The big news in international trade is yesterday's judgment in Microsoft v. Commission, in which the Grand Chamber of the of the Court of First Instance of the Court of Justice of the European Communities largely sustained a 2004 European Commission ruling that Microsoft, the U.S.-based high-tech giant, had "abus[ed] its dominant position" in violation of the Treaty Establishing the European Community. In a decision that spanned nearly 1,400 paragraphs, the Court of First Instance agreed, thus affirming the fine of 497 million euros, or $690 million. That's pocket change to Microsoft; of longer-lasting effect will be what the company has to do to comply with European regulators like Dr. Neelie Kroes (above right, #59 on Forbes' powerful women list), the European Commissioner who led the challenge.

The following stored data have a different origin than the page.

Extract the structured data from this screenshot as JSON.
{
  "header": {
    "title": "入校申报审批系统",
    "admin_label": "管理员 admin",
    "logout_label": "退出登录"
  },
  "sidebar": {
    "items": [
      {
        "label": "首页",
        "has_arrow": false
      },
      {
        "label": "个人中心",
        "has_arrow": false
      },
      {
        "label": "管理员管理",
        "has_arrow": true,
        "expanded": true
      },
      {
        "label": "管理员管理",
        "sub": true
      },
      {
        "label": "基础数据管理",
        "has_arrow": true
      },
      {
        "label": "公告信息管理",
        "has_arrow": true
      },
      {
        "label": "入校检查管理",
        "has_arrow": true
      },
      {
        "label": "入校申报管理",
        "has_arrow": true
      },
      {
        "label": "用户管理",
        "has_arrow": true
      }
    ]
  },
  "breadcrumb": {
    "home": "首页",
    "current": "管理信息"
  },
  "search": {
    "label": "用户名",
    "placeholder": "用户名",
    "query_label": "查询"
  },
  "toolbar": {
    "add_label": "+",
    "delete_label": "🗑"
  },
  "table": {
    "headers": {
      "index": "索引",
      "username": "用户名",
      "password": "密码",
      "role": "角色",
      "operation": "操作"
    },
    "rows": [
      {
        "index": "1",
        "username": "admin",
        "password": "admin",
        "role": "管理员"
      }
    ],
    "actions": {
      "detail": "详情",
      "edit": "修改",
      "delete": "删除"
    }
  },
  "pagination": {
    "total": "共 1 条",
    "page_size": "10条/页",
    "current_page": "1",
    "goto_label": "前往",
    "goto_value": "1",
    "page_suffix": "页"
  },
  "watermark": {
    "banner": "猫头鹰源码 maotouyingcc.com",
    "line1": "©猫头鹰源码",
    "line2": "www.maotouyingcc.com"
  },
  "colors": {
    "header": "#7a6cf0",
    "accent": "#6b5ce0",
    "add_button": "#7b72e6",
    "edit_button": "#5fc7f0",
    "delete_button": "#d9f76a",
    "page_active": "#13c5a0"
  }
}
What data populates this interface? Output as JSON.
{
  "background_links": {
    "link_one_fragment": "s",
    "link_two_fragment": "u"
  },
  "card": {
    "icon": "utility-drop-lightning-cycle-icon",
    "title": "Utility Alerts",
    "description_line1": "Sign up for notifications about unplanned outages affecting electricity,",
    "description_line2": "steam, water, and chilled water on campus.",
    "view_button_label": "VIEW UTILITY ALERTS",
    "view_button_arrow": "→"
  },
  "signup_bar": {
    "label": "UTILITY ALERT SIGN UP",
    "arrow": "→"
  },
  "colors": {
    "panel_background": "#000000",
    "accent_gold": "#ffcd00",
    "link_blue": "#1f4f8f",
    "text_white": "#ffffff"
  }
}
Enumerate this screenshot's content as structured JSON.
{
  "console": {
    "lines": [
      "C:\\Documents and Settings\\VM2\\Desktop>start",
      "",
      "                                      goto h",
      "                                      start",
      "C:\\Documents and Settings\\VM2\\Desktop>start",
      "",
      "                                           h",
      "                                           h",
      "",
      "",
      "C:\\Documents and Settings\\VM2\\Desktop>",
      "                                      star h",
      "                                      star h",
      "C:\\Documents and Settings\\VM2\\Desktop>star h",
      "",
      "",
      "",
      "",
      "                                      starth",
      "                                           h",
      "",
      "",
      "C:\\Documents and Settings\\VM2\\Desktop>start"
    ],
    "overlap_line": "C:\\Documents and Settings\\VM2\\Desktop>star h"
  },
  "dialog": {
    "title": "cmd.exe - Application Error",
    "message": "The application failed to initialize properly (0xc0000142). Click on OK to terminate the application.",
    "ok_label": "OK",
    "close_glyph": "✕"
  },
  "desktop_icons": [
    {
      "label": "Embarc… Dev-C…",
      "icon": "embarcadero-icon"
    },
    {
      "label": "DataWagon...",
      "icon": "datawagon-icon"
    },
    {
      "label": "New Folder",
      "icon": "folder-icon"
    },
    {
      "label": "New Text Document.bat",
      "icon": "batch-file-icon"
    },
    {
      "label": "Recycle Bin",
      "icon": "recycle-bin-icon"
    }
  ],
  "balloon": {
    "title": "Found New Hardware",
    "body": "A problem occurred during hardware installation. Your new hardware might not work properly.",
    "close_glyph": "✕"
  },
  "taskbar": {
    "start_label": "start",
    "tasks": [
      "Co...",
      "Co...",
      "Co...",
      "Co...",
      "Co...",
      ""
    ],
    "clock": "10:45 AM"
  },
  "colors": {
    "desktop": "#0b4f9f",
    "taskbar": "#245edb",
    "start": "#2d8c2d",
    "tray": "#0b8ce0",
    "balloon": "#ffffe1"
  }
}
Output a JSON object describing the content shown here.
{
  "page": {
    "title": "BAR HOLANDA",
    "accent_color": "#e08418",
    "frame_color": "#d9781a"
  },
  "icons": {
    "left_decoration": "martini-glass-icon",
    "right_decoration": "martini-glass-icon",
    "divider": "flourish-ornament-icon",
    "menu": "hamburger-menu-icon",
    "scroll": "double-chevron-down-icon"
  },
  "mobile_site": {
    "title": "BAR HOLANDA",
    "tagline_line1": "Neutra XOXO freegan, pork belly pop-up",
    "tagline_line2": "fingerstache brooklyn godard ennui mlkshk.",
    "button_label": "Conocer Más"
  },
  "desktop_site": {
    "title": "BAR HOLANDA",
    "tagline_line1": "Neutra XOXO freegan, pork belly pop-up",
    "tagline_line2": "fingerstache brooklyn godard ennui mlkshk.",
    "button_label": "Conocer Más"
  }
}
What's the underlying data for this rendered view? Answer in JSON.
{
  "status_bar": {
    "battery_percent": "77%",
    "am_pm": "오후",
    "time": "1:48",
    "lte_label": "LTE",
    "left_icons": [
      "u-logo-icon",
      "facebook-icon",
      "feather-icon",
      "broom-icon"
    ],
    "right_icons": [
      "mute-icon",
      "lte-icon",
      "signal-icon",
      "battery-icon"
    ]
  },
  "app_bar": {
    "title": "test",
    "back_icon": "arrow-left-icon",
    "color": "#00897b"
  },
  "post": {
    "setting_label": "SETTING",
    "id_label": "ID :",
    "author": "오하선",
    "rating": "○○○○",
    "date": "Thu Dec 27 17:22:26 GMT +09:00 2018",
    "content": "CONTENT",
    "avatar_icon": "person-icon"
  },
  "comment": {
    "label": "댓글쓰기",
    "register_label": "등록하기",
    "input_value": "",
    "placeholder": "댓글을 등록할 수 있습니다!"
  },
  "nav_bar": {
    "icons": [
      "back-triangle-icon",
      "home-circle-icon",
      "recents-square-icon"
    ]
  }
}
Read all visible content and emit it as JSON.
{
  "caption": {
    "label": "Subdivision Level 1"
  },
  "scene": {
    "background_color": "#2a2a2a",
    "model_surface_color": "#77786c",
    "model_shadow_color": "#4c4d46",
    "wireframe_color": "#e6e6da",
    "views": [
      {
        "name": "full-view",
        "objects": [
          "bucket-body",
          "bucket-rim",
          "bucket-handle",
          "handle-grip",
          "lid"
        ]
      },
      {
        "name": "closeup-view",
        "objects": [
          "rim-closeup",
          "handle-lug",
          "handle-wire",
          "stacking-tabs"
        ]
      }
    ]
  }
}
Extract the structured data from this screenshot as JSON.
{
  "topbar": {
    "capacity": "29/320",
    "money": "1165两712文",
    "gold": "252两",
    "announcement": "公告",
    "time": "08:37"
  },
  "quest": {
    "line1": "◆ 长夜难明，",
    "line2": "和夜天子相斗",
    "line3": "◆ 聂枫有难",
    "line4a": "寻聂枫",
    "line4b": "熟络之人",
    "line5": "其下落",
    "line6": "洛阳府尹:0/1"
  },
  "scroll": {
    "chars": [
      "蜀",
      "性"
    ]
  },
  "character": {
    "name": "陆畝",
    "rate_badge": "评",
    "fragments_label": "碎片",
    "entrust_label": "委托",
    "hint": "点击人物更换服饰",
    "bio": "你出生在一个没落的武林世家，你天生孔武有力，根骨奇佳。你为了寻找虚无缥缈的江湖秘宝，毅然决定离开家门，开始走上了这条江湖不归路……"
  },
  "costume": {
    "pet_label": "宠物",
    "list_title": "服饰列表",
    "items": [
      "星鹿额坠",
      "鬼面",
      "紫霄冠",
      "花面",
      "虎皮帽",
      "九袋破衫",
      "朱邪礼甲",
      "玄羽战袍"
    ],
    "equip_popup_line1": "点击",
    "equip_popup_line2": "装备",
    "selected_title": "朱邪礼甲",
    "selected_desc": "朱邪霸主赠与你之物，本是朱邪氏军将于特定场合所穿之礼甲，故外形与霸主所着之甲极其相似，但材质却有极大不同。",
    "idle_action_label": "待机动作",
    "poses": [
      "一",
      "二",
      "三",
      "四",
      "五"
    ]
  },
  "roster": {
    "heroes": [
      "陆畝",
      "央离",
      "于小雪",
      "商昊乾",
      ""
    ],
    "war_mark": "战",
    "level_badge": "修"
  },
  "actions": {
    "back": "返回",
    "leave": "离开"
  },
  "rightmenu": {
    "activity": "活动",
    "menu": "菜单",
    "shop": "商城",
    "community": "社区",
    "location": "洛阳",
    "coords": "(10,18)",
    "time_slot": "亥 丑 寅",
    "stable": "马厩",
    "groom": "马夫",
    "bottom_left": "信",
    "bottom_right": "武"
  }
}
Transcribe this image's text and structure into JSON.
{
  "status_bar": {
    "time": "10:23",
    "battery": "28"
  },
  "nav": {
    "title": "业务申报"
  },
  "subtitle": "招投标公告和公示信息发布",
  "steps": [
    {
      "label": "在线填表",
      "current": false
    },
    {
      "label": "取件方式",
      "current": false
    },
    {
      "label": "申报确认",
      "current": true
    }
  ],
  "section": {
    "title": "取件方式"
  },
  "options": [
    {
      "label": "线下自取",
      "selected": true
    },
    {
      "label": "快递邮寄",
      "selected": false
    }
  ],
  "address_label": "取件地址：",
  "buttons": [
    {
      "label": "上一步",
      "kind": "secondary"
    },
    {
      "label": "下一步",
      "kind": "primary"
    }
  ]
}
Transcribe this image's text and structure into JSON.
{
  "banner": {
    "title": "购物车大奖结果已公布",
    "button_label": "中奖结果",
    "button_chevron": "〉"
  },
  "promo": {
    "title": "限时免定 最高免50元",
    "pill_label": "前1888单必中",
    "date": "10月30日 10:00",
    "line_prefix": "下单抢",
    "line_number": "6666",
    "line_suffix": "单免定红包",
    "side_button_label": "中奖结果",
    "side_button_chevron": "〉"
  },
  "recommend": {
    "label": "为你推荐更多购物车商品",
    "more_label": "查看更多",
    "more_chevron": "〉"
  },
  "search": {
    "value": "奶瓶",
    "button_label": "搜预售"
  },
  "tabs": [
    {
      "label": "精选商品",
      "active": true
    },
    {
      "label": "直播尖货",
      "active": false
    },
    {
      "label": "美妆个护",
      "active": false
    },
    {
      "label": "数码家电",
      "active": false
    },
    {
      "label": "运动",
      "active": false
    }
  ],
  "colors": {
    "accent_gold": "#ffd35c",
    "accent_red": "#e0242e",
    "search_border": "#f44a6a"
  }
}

Comprising the Grand Chamber were President Bo Vesterdorf (Denmark) and 11 other Judges, among them 4 women: Ingrida Labucka (above left, from Latvia), Maria Eugénia Martins de Nazaré Ribeiro (above center, from Portugal), Irena Wiszniewska-Białecka (right, from Poland), and Virpi Tiili (left, from Finland).
The judgment was unanimous, of course: unlike the European Court of Human Rights and many common law courts, the ECJ follows a civil law tradition that disallows dissenting or concurring opinions.